Farmer Construction has craft certifications with several unions that are members of the Building Trades. In 2004, the BC Labour Relations Board issued its decision (BCLRB No. B217/2004), involving a well-publicized application by Farmer to consolidate its multi-craft bargaining units into a single unit represented by the Carpenters’ union. The Board dismissed the application without holding a hearing, on the ground that the facts asserted in Farmer’s written submissions were lacking in substance and – even if they were proven at the hearing to be true – would not support the granting of the relief sought. This decision was upheld on reconsideration in BCLRB No. B238/2004.
At around the same time, one of Farmer’s unions, the Construction and Specialized Workers’ Union Local 1611, applied to the Board alleging that Farmer and a company named Pye Construction were a common employer. In a recent decision (BCLRB No. B93/2005 ), the Board dismissed the application on the ground that although Farmer and Pye were construction companies that operated under common control or direction, Local 1611 had not established a labour relations purpose for a common employer declaration. Key factors that led the Board to reach this conclusion were as follows:
- 1. Pye was a substantial company that had been in existence for 18 years before it was purchased by BLB, Farmer’s parent company;
- 2. BLB had entered into a management agreement with Wayne Pye, pursuant to which he continued to run Pye’s day-to-day operations;
- 3. Immediately before the acquisition, Pye had been certified by CLAC, and a collective agreement was in effect; and
- 4. There was no evidence that Pye’s work had expended at Farmer’s expense. Indeed, whenever they had competed on jobs, the work had been awarded to Farmer.
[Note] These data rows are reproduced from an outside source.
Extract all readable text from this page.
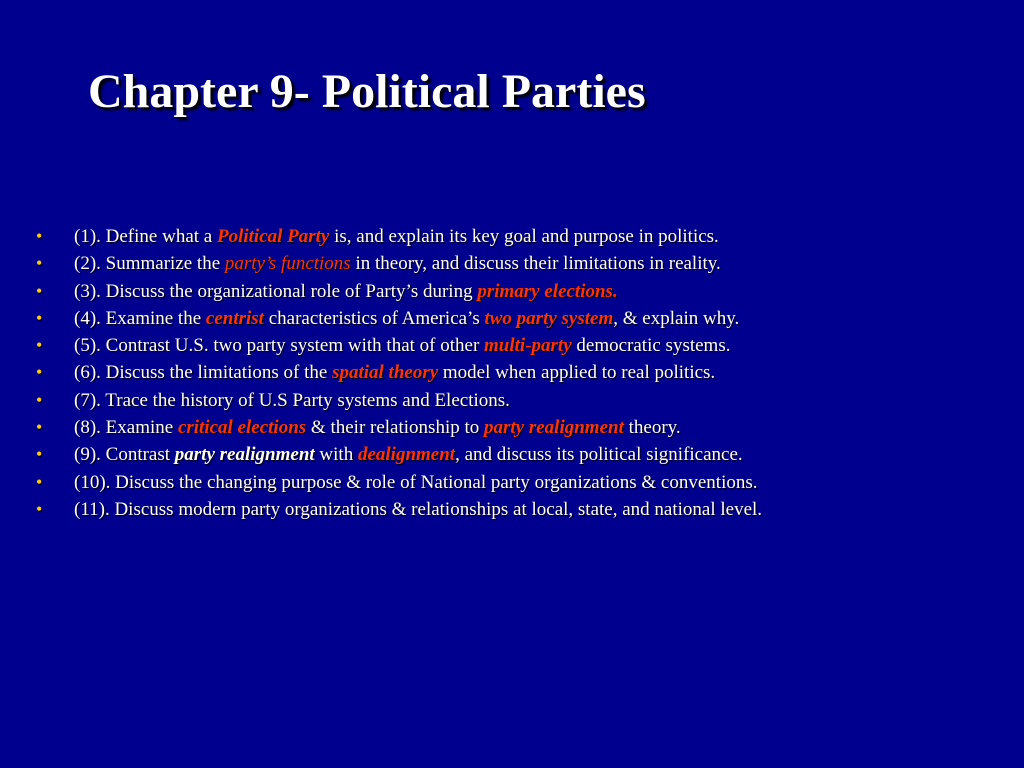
Chapter 9- Political Parties
• (1). Define what a Political Party is, and explain its key goal and purpose in politics.
• (2). Summarize the party’s functions in theory, and discuss their limitations in reality.
• (3). Discuss the organizational role of Party’s during primary elections.
• (4). Examine the centrist characteristics of America’s two party system, & explain why.
• (5). Contrast U.S. two party system with that of other multi-party democratic systems.
• (6). Discuss the limitations of the spatial theory model when applied to real politics.
• (7). Trace the history of U.S Party systems and Elections.
• (8). Examine critical elections & their relationship to party realignment theory.
• (9). Contrast party realignment with dealignment, and discuss its political significance.
• (10). Discuss the changing purpose & role of National party organizations & conventions.
• (11). Discuss modern party organizations & relationships at local, state, and national level.
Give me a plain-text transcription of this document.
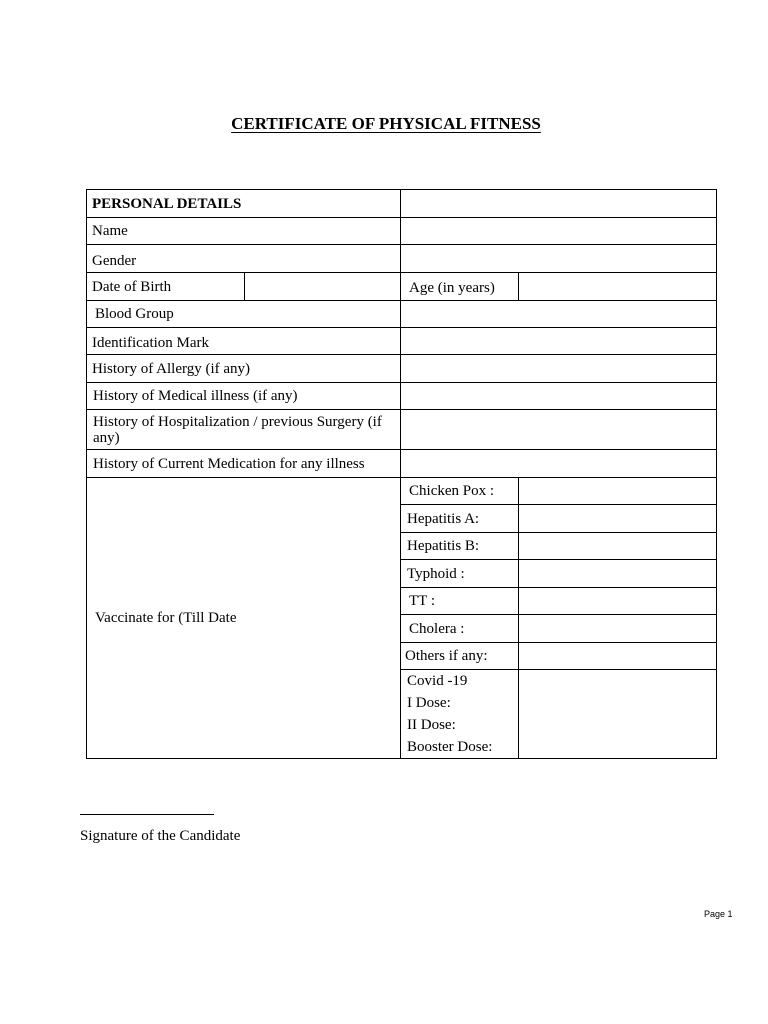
CERTIFICATE OF PHYSICAL FITNESS
PERSONAL DETAILS			
Name			
Gender			
Date of Birth		Age (in years)	
Blood Group			
Identification Mark			
History of Allergy (if any)			
History of Medical illness (if any)			
History of Hospitalization / previous Surgery (if any)			
History of Current Medication for any illness			
Vaccinate for (Till Date		Chicken Pox :	
		Hepatitis A:	
		Hepatitis B:	
		Typhoid :	
		TT :	
		Cholera :	
		Others if any:	

		Covid -19
I Dose:
II Dose:
Booster Dose:	

Signature of the Candidate
Page 1
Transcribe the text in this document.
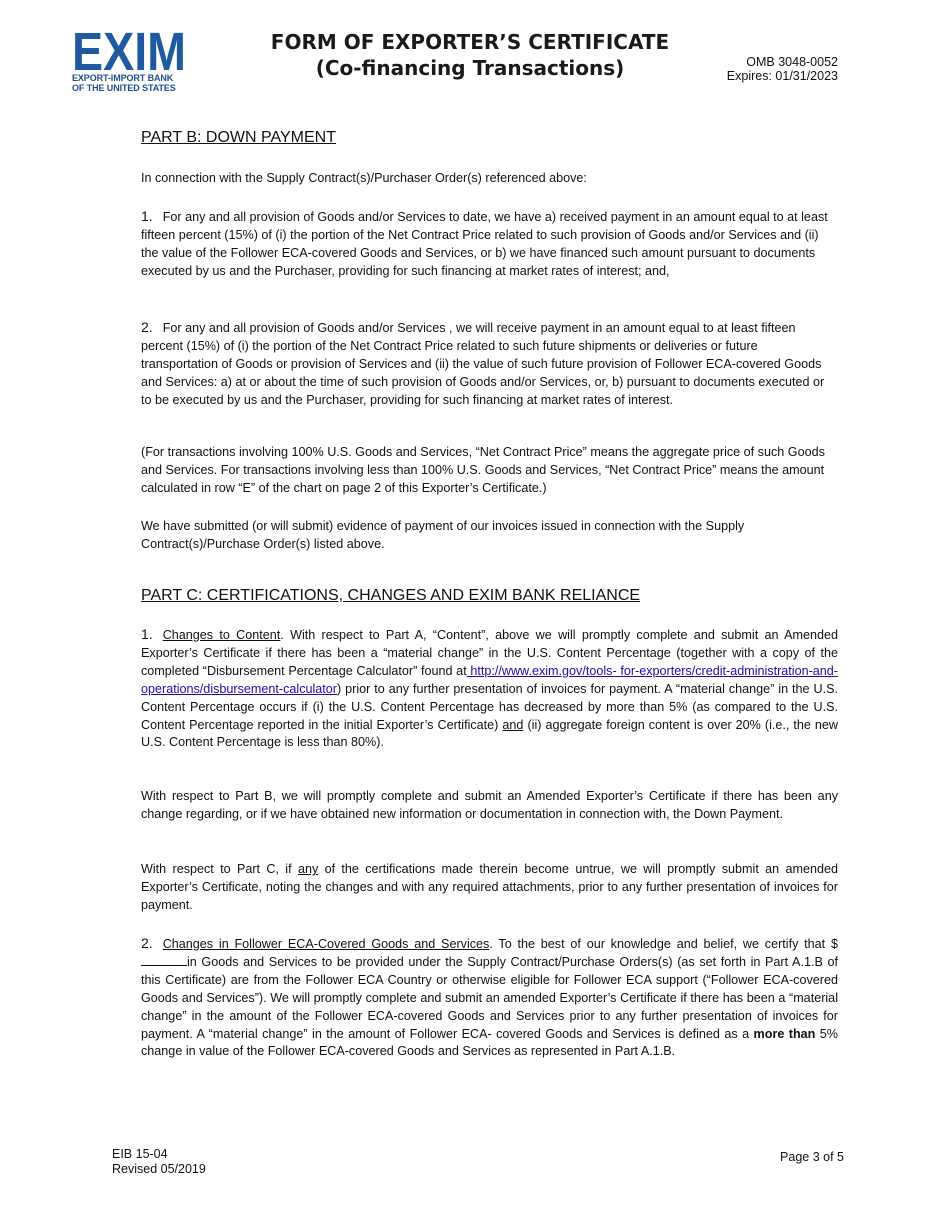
EXIM
EXPORT-IMPORT BANK
OF THE UNITED STATES
FORM OF EXPORTER’S CERTIFICATE
(Co-financing Transactions)	OMB 3048-0052
Expires: 01/31/2023
PART B: DOWN PAYMENT
In connection with the Supply Contract(s)/Purchaser Order(s) referenced above:
1. For any and all provision of Goods and/or Services to date, we have a) received payment in an amount equal to at least fifteen percent (15%) of (i) the portion of the Net Contract Price related to such provision of Goods and/or Services and (ii) the value of the Follower ECA-covered Goods and Services, or b) we have financed such amount pursuant to documents executed by us and the Purchaser, providing for such financing at market rates of interest; and,
2. For any and all provision of Goods and/or Services , we will receive payment in an amount equal to at least fifteen percent (15%) of (i) the portion of the Net Contract Price related to such future shipments or deliveries or future transportation of Goods or provision of Services and (ii) the value of such future provision of Follower ECA-covered Goods and Services: a) at or about the time of such provision of Goods and/or Services, or, b) pursuant to documents executed or to be executed by us and the Purchaser, providing for such financing at market rates of interest.
(For transactions involving 100% U.S. Goods and Services, “Net Contract Price” means the aggregate price of such Goods and Services. For transactions involving less than 100% U.S. Goods and Services, “Net Contract Price” means the amount calculated in row “E” of the chart on page 2 of this Exporter’s Certificate.)
We have submitted (or will submit) evidence of payment of our invoices issued in connection with the Supply Contract(s)/Purchase Order(s) listed above.
PART C: CERTIFICATIONS, CHANGES AND EXIM BANK RELIANCE
1. Changes to Content. With respect to Part A, “Content”, above we will promptly complete and submit an Amended Exporter’s Certificate if there has been a “material change” in the U.S. Content Percentage (together with a copy of the completed “Disbursement Percentage Calculator” found at http://www.exim.gov/tools- for-exporters/credit-administration-and-operations/disbursement-calculator) prior to any further presentation of invoices for payment. A “material change” in the U.S. Content Percentage occurs if (i) the U.S. Content Percentage has decreased by more than 5% (as compared to the U.S. Content Percentage reported in the initial Exporter’s Certificate) and (ii) aggregate foreign content is over 20% (i.e., the new U.S. Content Percentage is less than 80%).
With respect to Part B, we will promptly complete and submit an Amended Exporter’s Certificate if there has been any change regarding, or if we have obtained new information or documentation in connection with, the Down Payment.
With respect to Part C, if any of the certifications made therein become untrue, we will promptly submit an amended Exporter’s Certificate, noting the changes and with any required attachments, prior to any further presentation of invoices for payment.
2. Changes in Follower ECA-Covered Goods and Services. To the best of our knowledge and belief, we certify that $in Goods and Services to be provided under the Supply Contract/Purchase Orders(s) (as set forth in Part A.1.B of this Certificate) are from the Follower ECA Country or otherwise eligible for Follower ECA support (“Follower ECA-covered Goods and Services”). We will promptly complete and submit an amended Exporter’s Certificate if there has been a “material change” in the amount of the Follower ECA-covered Goods and Services prior to any further presentation of invoices for payment. A “material change” in the amount of Follower ECA- covered Goods and Services is defined as a more than 5% change in value of the Follower ECA-covered Goods and Services as represented in Part A.1.B.
EIB 15-04
Revised 05/2019
Page 3 of 5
The Board found that the Union was seeking to expand its bargaining rights, not preserve them, and commented that it would be contrary to the purposes of the Code to impose Local 1611’s certification on Pye employees who had freely chosen CLAC as their representative. The Board noted that there is a presumption against a mix of a craft bargaining unit structure and a wall to wall bargaining unit structure within the same employer. As a result, the union’s common employer application was dismissed.